In un articolo dal titolo The streets of 2012, Naomi Wolf riconosce al movimentismo che si è imposto a partire dal 1999 con le contestazioni dei no global a Seattle il merito di aver avviato una profonda riflessione sul capitalismo globale e sui governi abituati ormai a funzionare in maniera autoreferenziale, senza supervisione e controllo dei cittadini. Tema ampiamente discusso anche dal Nobel per l’economia Joseph Stigiltz che in The globalization of protest, pubblicato lo scorso anno, sottolinea come la protesta globale sia riuscita a denunciare il “fallimento del sistema” trascendendo, anche grazie alle nuove tecnologie dell’informazione, i confini geografici per la diffusione delle idee. Anche Jeffey Sachs in Il prezzo della civiltà del 2012 mostra come la protesta dei millennials (di età compresa tra i 20 ed i 40 anni, progressisti, figli dei baby boomers) rivendichi con idee, strategie e strumenti nuovi una società equa e consapevole, diversa da quella dei CEO e delle loro consorterie politiche. Nonostante queste autorevoli opinioni, analisti e politici hanno marginalizzato il fenomeno, definendolo come uno strascico residuale e decadente dei movimenti del ’68. Nel caso italiano, seppur con caratteristiche differenti rispetto ai movimenti di protesta della primavera araba, degli indignados spagnoli, di Occupy Moscow e di Occupy Wall Street, il M5S si inserisce entro il variegato panorama della contestazione globale, poiché ha restituito forma ad un senso civico e ad un sentimento diffuso di indignazione collettiva e rivendica azioni di governo orientate a un profondo cambiamento strutturale del sistema sociale.
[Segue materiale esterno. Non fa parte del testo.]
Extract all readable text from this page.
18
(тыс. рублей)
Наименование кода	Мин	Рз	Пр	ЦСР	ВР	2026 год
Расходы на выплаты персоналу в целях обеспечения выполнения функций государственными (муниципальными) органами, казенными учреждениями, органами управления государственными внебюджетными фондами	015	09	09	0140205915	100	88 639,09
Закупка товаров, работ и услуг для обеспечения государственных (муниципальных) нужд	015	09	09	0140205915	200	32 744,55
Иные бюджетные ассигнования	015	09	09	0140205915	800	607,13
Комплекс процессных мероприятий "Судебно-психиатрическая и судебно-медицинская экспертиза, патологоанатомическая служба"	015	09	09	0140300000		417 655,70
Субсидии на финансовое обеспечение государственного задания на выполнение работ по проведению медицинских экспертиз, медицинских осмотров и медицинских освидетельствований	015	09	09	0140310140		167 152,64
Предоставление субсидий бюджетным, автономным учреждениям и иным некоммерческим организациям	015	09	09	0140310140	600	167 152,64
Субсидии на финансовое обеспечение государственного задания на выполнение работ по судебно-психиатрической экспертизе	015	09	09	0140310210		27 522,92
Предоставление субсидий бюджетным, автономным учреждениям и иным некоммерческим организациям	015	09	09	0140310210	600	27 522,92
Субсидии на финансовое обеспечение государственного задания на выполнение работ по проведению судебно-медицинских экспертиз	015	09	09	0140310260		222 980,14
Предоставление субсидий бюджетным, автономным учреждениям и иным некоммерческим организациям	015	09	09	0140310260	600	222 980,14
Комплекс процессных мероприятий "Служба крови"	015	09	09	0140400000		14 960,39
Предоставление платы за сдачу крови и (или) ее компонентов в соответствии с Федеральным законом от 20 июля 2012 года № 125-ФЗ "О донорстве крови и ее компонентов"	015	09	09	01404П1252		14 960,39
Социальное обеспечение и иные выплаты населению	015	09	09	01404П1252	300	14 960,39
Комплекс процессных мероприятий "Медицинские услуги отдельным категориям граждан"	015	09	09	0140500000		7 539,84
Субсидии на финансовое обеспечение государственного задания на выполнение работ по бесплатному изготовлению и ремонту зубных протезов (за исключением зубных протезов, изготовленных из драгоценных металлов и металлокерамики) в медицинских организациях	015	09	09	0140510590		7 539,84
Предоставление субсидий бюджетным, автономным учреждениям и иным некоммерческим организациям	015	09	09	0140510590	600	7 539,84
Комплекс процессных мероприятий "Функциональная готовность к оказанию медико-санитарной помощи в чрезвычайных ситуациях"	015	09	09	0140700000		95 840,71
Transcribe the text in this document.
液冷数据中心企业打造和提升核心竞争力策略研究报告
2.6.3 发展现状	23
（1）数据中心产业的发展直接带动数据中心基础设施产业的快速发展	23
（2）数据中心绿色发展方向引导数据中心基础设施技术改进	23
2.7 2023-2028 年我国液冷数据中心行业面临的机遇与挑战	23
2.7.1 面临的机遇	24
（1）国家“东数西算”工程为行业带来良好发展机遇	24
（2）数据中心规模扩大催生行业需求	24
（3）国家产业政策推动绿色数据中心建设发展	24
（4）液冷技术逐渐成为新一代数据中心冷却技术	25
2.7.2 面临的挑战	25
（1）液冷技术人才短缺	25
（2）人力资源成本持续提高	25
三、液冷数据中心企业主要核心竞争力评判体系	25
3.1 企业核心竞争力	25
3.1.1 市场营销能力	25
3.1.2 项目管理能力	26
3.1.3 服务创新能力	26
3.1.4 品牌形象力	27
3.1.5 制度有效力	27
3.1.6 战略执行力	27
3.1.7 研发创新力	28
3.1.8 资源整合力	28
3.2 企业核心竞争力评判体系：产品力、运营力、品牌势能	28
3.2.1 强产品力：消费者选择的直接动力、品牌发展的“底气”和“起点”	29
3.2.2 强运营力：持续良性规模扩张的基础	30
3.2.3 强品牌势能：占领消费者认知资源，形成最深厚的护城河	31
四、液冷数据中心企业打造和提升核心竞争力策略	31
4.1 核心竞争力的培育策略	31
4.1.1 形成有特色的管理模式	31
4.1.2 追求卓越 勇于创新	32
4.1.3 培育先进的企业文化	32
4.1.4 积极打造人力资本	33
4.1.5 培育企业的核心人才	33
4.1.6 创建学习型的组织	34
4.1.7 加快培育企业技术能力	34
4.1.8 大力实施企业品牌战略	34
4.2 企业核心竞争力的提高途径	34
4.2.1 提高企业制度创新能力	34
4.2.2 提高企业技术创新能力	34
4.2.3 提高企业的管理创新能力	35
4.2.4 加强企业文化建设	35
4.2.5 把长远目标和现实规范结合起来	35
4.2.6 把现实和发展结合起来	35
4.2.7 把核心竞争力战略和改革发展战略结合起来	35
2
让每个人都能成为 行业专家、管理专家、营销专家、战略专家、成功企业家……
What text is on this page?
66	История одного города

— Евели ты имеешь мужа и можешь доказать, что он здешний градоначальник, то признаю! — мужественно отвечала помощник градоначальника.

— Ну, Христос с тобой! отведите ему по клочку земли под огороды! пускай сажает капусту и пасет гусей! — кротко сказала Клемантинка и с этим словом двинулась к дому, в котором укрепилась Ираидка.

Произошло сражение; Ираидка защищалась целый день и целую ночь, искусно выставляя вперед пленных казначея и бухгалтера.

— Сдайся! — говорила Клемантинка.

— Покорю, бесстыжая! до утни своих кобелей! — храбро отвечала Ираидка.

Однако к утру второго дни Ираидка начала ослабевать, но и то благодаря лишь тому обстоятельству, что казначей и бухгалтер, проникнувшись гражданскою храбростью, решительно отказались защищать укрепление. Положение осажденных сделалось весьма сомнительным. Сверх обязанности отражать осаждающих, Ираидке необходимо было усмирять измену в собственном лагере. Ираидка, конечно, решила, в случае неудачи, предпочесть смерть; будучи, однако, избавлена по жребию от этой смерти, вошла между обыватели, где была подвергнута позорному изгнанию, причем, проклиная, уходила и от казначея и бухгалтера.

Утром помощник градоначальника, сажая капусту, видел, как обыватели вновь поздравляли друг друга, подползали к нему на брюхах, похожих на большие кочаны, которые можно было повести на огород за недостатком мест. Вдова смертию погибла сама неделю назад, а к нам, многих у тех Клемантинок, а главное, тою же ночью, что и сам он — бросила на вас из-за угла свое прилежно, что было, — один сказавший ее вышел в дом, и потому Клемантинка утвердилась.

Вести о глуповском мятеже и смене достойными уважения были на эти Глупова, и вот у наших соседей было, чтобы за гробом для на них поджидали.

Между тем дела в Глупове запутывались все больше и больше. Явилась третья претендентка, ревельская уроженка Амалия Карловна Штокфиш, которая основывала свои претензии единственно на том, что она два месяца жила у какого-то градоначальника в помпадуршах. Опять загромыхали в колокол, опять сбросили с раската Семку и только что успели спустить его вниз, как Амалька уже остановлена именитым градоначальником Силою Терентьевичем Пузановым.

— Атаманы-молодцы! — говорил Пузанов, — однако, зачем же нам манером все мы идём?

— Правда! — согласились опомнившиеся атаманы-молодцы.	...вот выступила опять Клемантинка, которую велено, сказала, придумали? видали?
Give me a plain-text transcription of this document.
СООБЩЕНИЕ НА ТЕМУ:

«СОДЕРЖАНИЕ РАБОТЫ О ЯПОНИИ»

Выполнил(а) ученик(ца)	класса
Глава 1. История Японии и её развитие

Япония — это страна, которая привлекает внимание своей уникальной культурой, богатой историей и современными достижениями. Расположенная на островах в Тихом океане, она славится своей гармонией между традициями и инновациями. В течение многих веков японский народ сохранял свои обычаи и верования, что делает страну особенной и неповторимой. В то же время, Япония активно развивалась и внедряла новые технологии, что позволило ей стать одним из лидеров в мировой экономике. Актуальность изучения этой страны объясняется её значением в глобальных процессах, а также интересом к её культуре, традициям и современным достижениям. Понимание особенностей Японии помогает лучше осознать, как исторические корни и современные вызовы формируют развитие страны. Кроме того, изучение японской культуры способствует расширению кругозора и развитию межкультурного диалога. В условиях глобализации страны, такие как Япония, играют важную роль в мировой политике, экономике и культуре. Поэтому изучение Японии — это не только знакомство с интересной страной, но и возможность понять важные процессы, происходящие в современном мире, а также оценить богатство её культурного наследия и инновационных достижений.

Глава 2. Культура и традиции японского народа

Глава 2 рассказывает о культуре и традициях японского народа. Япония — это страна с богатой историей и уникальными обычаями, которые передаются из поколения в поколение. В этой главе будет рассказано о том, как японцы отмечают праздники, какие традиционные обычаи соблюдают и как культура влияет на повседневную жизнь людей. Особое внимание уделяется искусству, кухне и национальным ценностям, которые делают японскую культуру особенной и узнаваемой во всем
Anche in assenza di riferimenti diretti, sembrano esistere significativi punti di convergenza tra il M5S e il quadro socio-economico delineato da Stéphane Hessel nel suo Indignez-vouse! e da Noam Chomsky in Noi siamo il 99% che, seppur dalle sponde opposte dell’Atlantico, denunciano come il capitalismo finanziario (che rappresenta solo l’1% della popolazione) ormai privo di controllo, abbia trascinato in una gravissima recessione l’economia mondiale. Parafrasando Stiglitz, intervistato da Der Spiegel a febbraio di quest’anno a proposito di Occupy Wall Street, il M5S ha già vinto, perché ha posto l’attenzione sui problemi della giustizia sociale, delle disuguaglianze, della legalità e della meritocrazia, sottolineando l’inadeguatezza e il disinteresse dell’attuale sistema politico verso i problemi di interesse collettivo.
Del resto i sociologi dicono che nessun cambiamento è casuale, perché tutto quello che accade è voluto dagli uomini, dai loro bisogni, dal loro desiderio di felicità. Quello che non è possibile prevedere è la configurazione che quel cambiamento può assumere. La rivoluzione che tanto gli italiani auspicavano ha assunto le forme del Movimento di Beppe Grillo. Si potrà contestare al M5S un certo stile bohemien, una disarmante leggerezza argomentativa e un atteggiamento vagamente qualunquista. Il fatto è che il M5S è riuscito ad imporre un dibattito nel nostro Paese sulla necessità del ricambio culturale della classe dirigente, ponendosi come interlocutore diretto dei cittadini, facendosi interprete delle loro istanze e dei loro bisogni più profondi. Per queste ragioni le accuse di populismo da parte dei partiti italiani a Grillo suonano quantomeno come inopportune e inappropriate, perché per l’ennesima volta piuttosto che rispondere al loro ruolo di rappresentanza ed interpretare il dissenso politico ed il malessere sociale attraverso un progetto credibile di crescita e di rinnovamento del Paese hanno preferito ripiegare su se stessi, difendendo il proprio status e conservando privilegi e prerogative, troppo spesso peraltro perseguiti con comportamenti criminali. Anche la legge anticorruzione approvata alla Camera il 31 ottobre scorso, già definita dal CSM come “un arretramento significativo nell’attività di contrasto al fenomeno” e dall’ANM come “un’amnistia parziale”, ne è ulteriore testimonianza.